Peter Navarro slams as ‘revenge porn’ claims by ‘warlord’ John Bolton

White House Director of Trade and Manufacturing Peter Navarro described as “revenge porn” claims made by former Trump national security adviser John Bolton in a new tell-all about the president, disputing his claims and characterizing Bolton as the “warlord” of “an autonomous zone in the National Security Council” during his tenure.

“My take on him is Big Lie Bolton, it’s Book Deal Bolton — he is doing it for the money, that is pretty clear, and my view is it [is] the Washington swamp’s equivalent of revenge porn,” Navarro said to reporters outside of the White House on Thursday. He had been calling it “deep-swamp revenge porn” moments earlier in a Fox News interview.

Bolton “set up an autonomous zone in the National Security Council office and established himself effectively as his own warlord,” Navarro said. “He refused to obey anything coming from the chief of staff. And then, in terms of being in sync with the foreign policy, with the White House, he had no interest in it.”

Navarro said that he expected Bolton, a longtime foreign policy hawk who has served multiple administrations, to take “a strong interest” in the White House’s China policy. “I was really surprised when he came out so hard, leading with the idea that this President Donald J. Trump, the greatest president in history, standing up to China would somehow be soft on China.”

Trump’s manufacturing czar denied Bolton’s claim that the president asked Chinese leader Xi Jinping to buy American agricultural products ahead of the election to help him win in farm states. He also said it was untrue that Trump spoke approvingly of Chinese-run concentration camps for Uighurs.

“I was at that dinner that Bolton purports to have heard something which he’s described. I didn’t hear that. I didn’t hear that at all,” Navarro said. Bolton’s book repeatedly characterizes Trump’s interactions with Xi as driven “by reelection calculations” and says his advisers were divided by their divergent views on China, characterizing them as “panda huggers,” “free-traders,” or China hawks “like Commerce Secretary Ross, Robert Lighthizer and Peter Navarro.”

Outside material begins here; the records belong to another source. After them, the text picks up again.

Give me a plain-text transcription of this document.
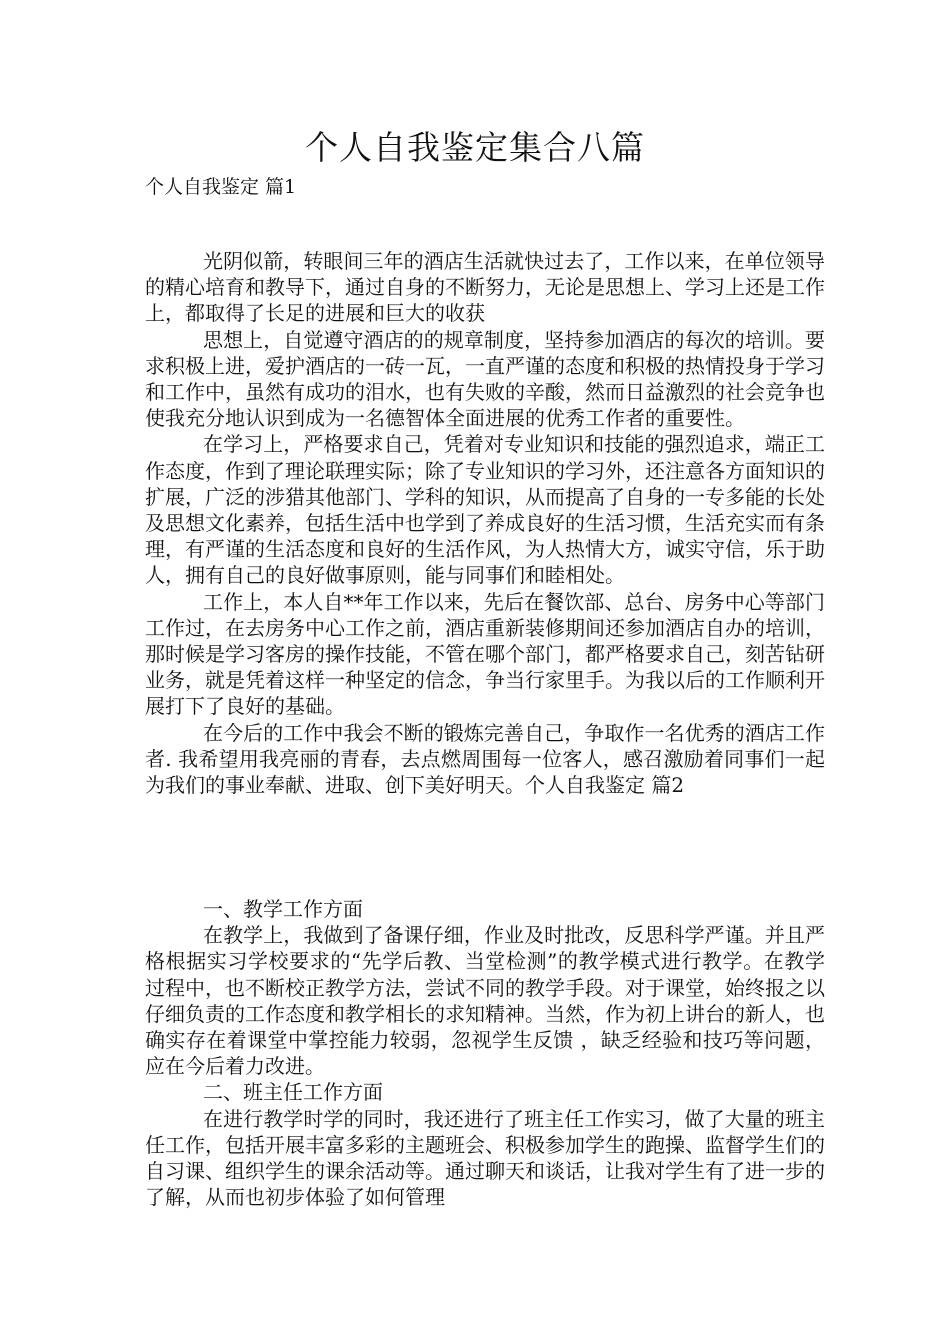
个人自我鉴定集合八篇
个人自我鉴定 篇1

光阴似箭，转眼间三年的酒店生活就快过去了，工作以来，在单位领导的精心培育和教导下，通过自身的不断努力，无论是思想上、学习上还是工作上，都取得了长足的进展和巨大的收获

思想上，自觉遵守酒店的的规章制度，坚持参加酒店的每次的培训。要求积极上进，爱护酒店的一砖一瓦，一直严谨的态度和积极的热情投身于学习和工作中，虽然有成功的泪水，也有失败的辛酸，然而日益激烈的社会竞争也使我充分地认识到成为一名德智体全面进展的优秀工作者的重要性。

在学习上，严格要求自己，凭着对专业知识和技能的强烈追求，端正工作态度，作到了理论联理实际；除了专业知识的学习外，还注意各方面知识的扩展，广泛的涉猎其他部门、学科的知识，从而提高了自身的一专多能的长处及思想文化素养，包括生活中也学到了养成良好的生活习惯，生活充实而有条理，有严谨的生活态度和良好的生活作风，为人热情大方，诚实守信，乐于助人，拥有自己的良好做事原则，能与同事们和睦相处。

工作上，本人自**年工作以来，先后在餐饮部、总台、房务中心等部门工作过，在去房务中心工作之前，酒店重新装修期间还参加酒店自办的培训，那时候是学习客房的操作技能，不管在哪个部门，都严格要求自己，刻苦钻研业务，就是凭着这样一种坚定的信念，争当行家里手。为我以后的工作顺利开展打下了良好的基础。

在今后的工作中我会不断的锻炼完善自己，争取作一名优秀的酒店工作者. 我希望用我亮丽的青春，去点燃周围每一位客人，感召激励着同事们一起为我们的事业奉献、进取、创下美好明天。个人自我鉴定 篇2

一、教学工作方面

在教学上，我做到了备课仔细，作业及时批改，反思科学严谨。并且严格根据实习学校要求的“先学后教、当堂检测”的教学模式进行教学。在教学过程中，也不断校正教学方法，尝试不同的教学手段。对于课堂，始终报之以仔细负责的工作态度和教学相长的求知精神。当然，作为初上讲台的新人，也确实存在着课堂中掌控能力较弱，忽视学生反馈 ，缺乏经验和技巧等问题，应在今后着力改进。

二、班主任工作方面

在进行教学时学的同时，我还进行了班主任工作实习，做了大量的班主任工作，包括开展丰富多彩的主题班会、积极参加学生的跑操、监督学生们的自习课、组织学生的课余活动等。通过聊天和谈话，让我对学生有了进一步的了解，从而也初步体验了如何管理
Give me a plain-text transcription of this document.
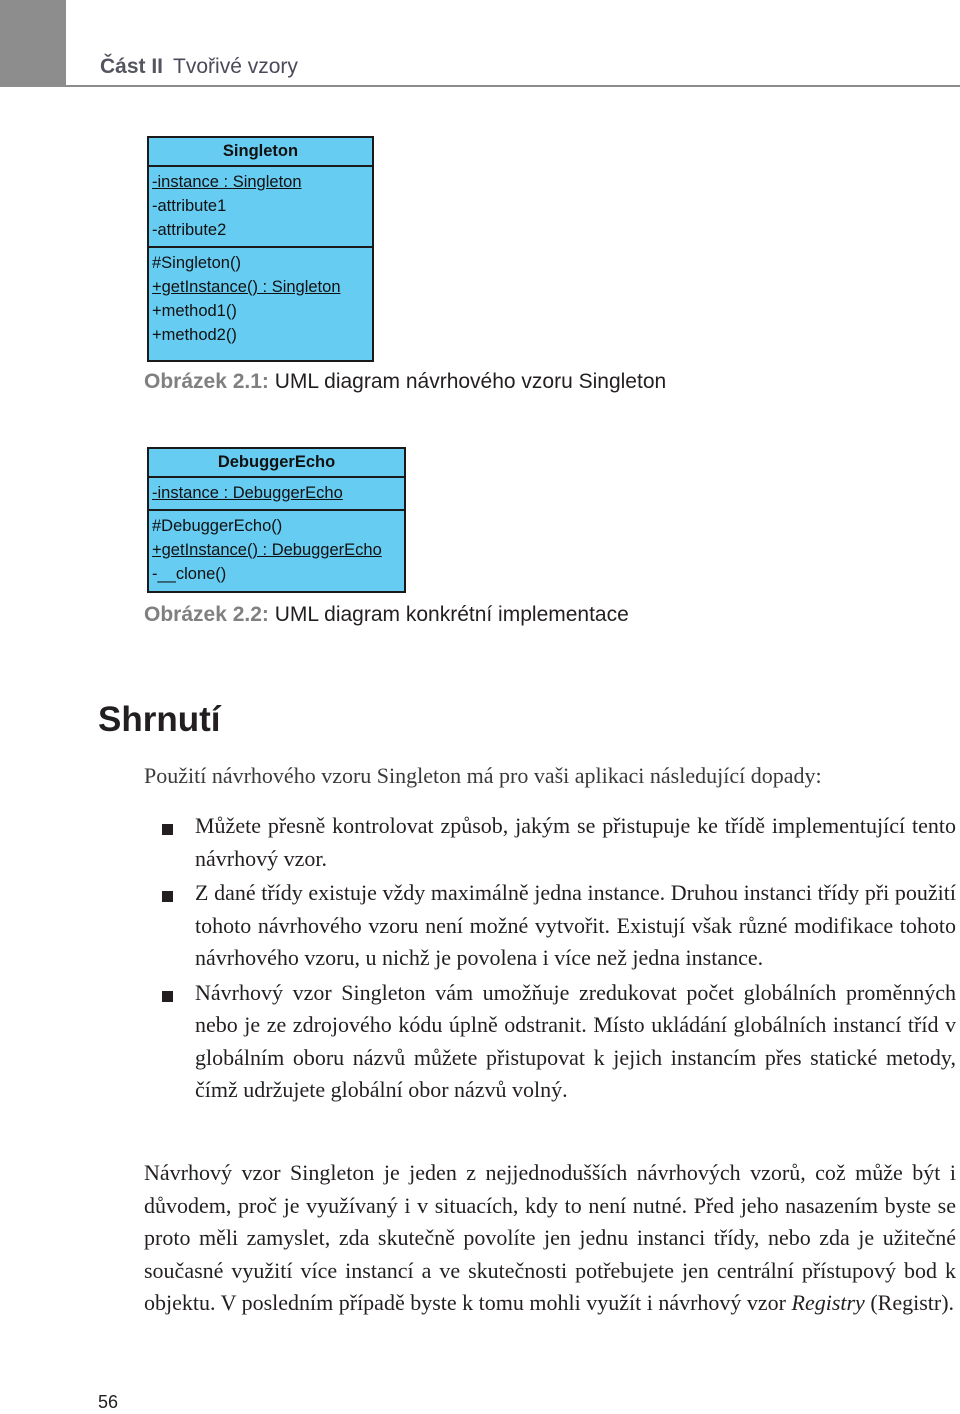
Část II Tvořivé vzory
Singleton
-instance : Singleton
-attribute1
-attribute2
#Singleton()
+getInstance() : Singleton
+method1()
+method2()
Obrázek 2.1: UML diagram návrhového vzoru Singleton
DebuggerEcho
-instance : DebuggerEcho
#DebuggerEcho()
+getInstance() : DebuggerEcho
-__clone()
Obrázek 2.2: UML diagram konkrétní implementace
Shrnutí

Použití návrhového vzoru Singleton má pro vaši aplikaci následující dopady:

Můžete přesně kontrolovat způsob, jakým se přistupuje ke třídě implementující tento návrhový vzor.
Z dané třídy existuje vždy maximálně jedna instance. Druhou instanci třídy při použití tohoto návrhového vzoru není možné vytvořit. Existují však různé modifikace tohoto návrhového vzoru, u nichž je povolena i více než jedna instance.
Návrhový vzor Singleton vám umožňuje zredukovat počet globálních proměnných nebo je ze zdrojového kódu úplně odstranit. Místo ukládání globálních instancí tříd v globálním oboru názvů můžete přistupovat k jejich instancím přes statické metody, čímž udržujete globální obor názvů volný.

Návrhový vzor Singleton je jeden z nejjednodušších návrhových vzorů, což může být i důvodem, proč je využívaný i v situacích, kdy to není nutné. Před jeho nasazením byste se proto měli zamyslet, zda skutečně povolíte jen jednu instanci třídy, nebo zda je užitečné současné využití více instancí a ve skutečnosti potřebujete jen centrální přístupový bod k objektu. V posledním případě byste k tomu mohli využít i návrhový vzor Registry (Registr).

56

Bolton also writes that, according to the administration’s interpreter, Trump, during the opening dinner of the Osaka G-20 where only interpreters were present, suggested Xi to “go ahead with building the camps, which Trump thought was exactly the right thing to do.”

In a series of tweets on Thursday, Trump denied Bolton’s claims as “a compilation of lies and made up stories,” calling his former adviser a “sick puppy” and wrote that “President Bush fired him also.”

Navarro criticized Bolton’s time in the Bush White House, too.

“The pattern of behavior of John Book Deal Bolton is to go into an administration, advance his own agenda, and when he gets fired from that administration or leaves like he did in the Bush administration, he leaves and then criticizes the people he left behind who gave him the job,” Navarro said. “He did that with the Bush administration after he helped get the Bush administration into the Iraq War by pushing the big lie that Iraq had weapons of mass destruction. That’s the pattern.”